YEA. Avant de parler de ré-endettement, il faut parler d’effacement de la dette togolaise. Il faut savoir que la dette extérieure togolaise est tombée de 61,6 % de la richesse nationale (produit intérieur brut (PIB)) en 2008 (FMI, Rapport par pays 2011 : 60) à 19,1 % en 2010. C’est ce même FMI qui estime que d’ici 2021, cet endettement sera remonté à 27,4 % du PIB si les arbitrages du Gouvernement sont bien faites, donc une bonne gouvernance. Ce que le FMI semble avoir oublié est la capacité du gouvernement, à travers la privatisation des banques et demain de certaines entreprises publiques, à intégrer la dette intérieure dans l’ensemble de la dette extérieure. Le désendettement extérieur va permettre un ré-endettement de l’Etat par l’absorption des « avoirs toxiques intérieurs », concédés par les gouvernements successifs des Eyadéma.
Ce petit jeu devrait réduire la capacité d’endettement nouvelle du Gouvernement assez rapidement et faire que d’ici 2020, le Togo n’ait déjà atteint à nouveau les montants d’endettement de 2008. D’ici là, le FMI et les pays occidentaux viendront assurément proposer encore un effacement de la dette du Togo avec son cortège d’impunité. Qui peut encore oser parler d’éthique dans la finance ou dans la banque au Togo ? Qui peut parler de régulation alors que désendettement signifie transfert de propriété par la privatisation à des forces étrangères qui vont contrôler les principaux poumons économiques du Togo et décider qui aura du crédit et qui n’en aura pas…

Je partage donc l’avis des analystes et économistes qui estiment qu’il y aura rapidement un ré-endettement de l’Etat togolais. Mais au lieu de parler de satisfecit du FMI, il faut plutôt se poser la question « Qui est derrière l’allégement de la dette togolaise ? ». Car le pays qui a le plus accepté de « perdre » ses créances sur l’Etat togolais sera aussi le même à « exiger » discrètement de gagner les principaux marchés de la privatisation au Togo, en s’affichant :
• directement avec les entreprises privées provenant du pays créanciers, ou
• indirectement par l’intermédiaire d’institutions financières ou bancaires entrant majoritairement dans le capital de sociétés ou banques togolaises privatisées.

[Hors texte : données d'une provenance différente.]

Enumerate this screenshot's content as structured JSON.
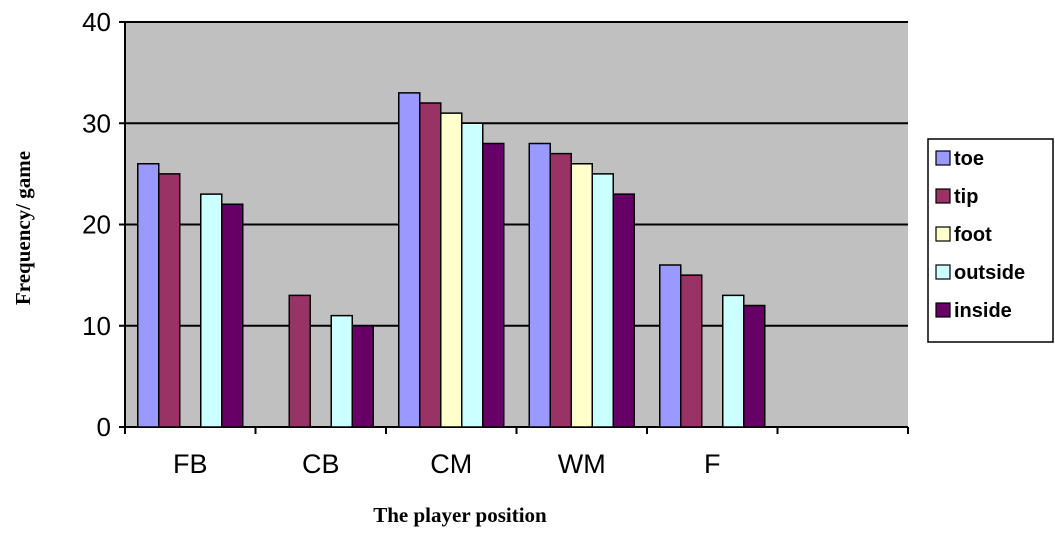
{
  "chart_data": {
    "type": "bar",
    "title": "",
    "xlabel": "The player position",
    "ylabel": "Frequency/ game",
    "categories": [
      "FB",
      "CB",
      "CM",
      "WM",
      "F",
      ""
    ],
    "ylim": [
      0,
      40
    ],
    "yticks": [
      "0",
      "10",
      "20",
      "30",
      "40"
    ],
    "grid": true,
    "legend_position": "right",
    "series": [
      {
        "name": "toe",
        "color": "#9999ff",
        "values": [
          26,
          null,
          33,
          28,
          16,
          null
        ]
      },
      {
        "name": "tip",
        "color": "#993366",
        "values": [
          25,
          13,
          32,
          27,
          15,
          null
        ]
      },
      {
        "name": "foot",
        "color": "#ffffcc",
        "values": [
          null,
          null,
          31,
          26,
          null,
          null
        ]
      },
      {
        "name": "outside",
        "color": "#ccffff",
        "values": [
          23,
          11,
          30,
          25,
          13,
          null
        ]
      },
      {
        "name": "inside",
        "color": "#660066",
        "values": [
          22,
          10,
          28,
          23,
          12,
          null
        ]
      }
    ],
    "plot_background": "#c0c0c0"
  }
}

Dans tous les cas, le peuple togolais sera mangé, sans piment, à une sauce privatisée. Une autre forme de dépendance vis-à-vis d’entreprises extérieures au Togo commence avec à terme une perte de souveraineté. Une bonne gestion de ces banques, lors de la période où elles étaient nationalisées, aurait permis aujourd’hui des regroupements bancaires. Le Togo aurait eu une ou deux grandes banques togolaises qui brilleraient dans la sous-région sinon au-delà comme certaines banques nigérianes ou marocaines. Mais c’est trop demander à ceux qui ont nationalisé l’impunité et « privatisé » dans un cercle restreint la distribution des profits, parfois peu éthiques tirés de ces banques togolaises. La nationalisation selon Eyadéma père et fils se résume à un désastre économique pour le peuple togolais. Seule la vérité des urnes pourrait permettre de changer de système économique. Il ne s’agit plus là d’économie mais de politique. Privatiser ou nationaliser, tant que cela ne profite pas au Peuple togolais, est une gageure pénalisant d’avance les choix stratégiques au service des intérêts collectifs du Peuple togolais.